In this talk, I will present insights from a comprehensive study I led, where our team instrumented and analyzed traffic across 20+ AI datacenters of a major hyperscaler. Our investigation revealed key characteristics of AI workloads, the root causes of persistent network bottlenecks, and the challenges that arise when attempting to mitigate them. Building on these findings, I will introduce new datacenter network designs that challenge long-standing paradigms, such as strict shortest-path routing and in-order packet delivery, by embracing more flexible, robust strategies. I will show how these approaches pinpoint and alleviate bottlenecks, yielding substantial performance improvements. I will conclude with open research questions and future directions in optimizing networks for AI at scale.

 

February 18
Geyang Dai (National University of Singapore)
Elliptic Chern Characters and Elliptic Atiyah–Witten Formula

A principal G-bundle over a manifold X, equipped with a connection, together with a positive-energy representation, gives rise to a circle-equivariant gerbe module on the free loop space LX. From this data we construct an elliptic Chern character on LX, and a refinement, the elliptic Bismut–Chern character on the double loop space.

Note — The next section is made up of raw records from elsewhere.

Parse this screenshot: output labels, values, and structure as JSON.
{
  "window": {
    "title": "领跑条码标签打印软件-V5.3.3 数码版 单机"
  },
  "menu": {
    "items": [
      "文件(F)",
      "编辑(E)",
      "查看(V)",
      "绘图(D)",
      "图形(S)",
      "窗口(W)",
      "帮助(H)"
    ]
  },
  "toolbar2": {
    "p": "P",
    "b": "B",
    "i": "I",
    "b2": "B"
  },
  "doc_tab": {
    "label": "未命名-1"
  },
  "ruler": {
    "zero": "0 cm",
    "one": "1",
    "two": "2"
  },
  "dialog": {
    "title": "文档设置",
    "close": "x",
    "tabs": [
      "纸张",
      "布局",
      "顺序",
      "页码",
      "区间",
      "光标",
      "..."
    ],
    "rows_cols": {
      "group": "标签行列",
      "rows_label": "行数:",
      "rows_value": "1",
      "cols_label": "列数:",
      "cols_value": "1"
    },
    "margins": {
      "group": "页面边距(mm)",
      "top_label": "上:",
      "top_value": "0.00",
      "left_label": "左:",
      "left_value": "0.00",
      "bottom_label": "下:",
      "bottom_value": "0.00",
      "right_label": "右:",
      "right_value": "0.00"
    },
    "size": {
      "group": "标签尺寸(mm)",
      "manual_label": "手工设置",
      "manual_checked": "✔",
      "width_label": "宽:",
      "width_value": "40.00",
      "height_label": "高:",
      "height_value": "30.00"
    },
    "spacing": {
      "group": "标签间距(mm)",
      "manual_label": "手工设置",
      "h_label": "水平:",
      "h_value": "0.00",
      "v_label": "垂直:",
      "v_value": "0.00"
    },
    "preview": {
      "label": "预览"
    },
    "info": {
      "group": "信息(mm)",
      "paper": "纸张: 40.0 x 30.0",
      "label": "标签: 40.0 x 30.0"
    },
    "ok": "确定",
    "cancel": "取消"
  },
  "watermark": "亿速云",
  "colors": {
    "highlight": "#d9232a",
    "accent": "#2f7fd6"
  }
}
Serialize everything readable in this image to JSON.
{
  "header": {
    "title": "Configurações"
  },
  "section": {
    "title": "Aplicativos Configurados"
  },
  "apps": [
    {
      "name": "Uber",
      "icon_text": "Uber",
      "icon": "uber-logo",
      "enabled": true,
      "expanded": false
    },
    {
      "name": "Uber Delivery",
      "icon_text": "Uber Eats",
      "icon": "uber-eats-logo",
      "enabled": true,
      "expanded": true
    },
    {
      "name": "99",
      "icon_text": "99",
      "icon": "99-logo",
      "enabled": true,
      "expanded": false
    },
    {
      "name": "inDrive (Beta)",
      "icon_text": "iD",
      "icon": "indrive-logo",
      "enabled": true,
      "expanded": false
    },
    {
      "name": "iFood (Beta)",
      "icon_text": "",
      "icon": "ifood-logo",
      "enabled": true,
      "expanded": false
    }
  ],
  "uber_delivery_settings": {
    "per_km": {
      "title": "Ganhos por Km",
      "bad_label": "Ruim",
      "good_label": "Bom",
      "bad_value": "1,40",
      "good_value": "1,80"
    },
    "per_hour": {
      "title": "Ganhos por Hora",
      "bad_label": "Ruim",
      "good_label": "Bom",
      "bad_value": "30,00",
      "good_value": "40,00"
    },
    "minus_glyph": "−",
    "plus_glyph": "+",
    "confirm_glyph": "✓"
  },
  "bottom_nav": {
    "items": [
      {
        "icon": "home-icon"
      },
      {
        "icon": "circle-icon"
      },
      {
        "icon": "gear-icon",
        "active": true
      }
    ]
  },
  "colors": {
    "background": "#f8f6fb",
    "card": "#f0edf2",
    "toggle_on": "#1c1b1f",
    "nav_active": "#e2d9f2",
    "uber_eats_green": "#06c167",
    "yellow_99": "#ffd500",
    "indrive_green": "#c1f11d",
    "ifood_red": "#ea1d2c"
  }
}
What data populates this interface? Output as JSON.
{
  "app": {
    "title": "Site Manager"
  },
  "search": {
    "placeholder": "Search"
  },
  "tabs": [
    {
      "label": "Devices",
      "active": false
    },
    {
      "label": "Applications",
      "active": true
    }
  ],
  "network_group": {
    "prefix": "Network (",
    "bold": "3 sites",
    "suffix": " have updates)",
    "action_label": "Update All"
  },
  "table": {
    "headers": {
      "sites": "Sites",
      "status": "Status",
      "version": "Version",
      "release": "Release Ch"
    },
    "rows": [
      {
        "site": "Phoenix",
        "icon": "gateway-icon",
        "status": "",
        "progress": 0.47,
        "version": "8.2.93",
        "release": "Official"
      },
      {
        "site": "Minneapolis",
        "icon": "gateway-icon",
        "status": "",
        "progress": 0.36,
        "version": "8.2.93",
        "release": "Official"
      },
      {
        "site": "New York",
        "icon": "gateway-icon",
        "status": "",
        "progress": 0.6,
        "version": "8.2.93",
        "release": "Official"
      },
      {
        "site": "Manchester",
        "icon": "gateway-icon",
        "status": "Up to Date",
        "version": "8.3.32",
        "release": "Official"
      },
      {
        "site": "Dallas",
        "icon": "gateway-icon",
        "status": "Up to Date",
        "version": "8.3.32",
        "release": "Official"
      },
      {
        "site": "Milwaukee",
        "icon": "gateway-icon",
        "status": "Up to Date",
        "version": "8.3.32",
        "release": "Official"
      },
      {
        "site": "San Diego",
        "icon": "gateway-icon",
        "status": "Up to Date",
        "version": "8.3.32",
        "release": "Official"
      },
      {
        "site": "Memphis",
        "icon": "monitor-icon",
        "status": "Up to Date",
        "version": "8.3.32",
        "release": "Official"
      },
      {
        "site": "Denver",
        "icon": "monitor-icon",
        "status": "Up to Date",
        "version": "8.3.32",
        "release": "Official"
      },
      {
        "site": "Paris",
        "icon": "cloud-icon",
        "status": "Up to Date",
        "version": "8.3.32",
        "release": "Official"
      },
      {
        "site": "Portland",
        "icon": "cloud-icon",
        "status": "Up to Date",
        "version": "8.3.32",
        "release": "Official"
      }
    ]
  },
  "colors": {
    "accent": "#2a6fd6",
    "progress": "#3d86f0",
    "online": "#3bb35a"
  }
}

We also generalize the Atiyah–Witten formula to double loop space. We show that the four Pfaffian sections, corresponding to the four spin structures on an elliptic curve, are identified with the four elliptic holonomies arising from the four virtual level one positive-energy representations when G=Spin. These constructions are closely related to conformal blocks in Chern–Simons gauge theory.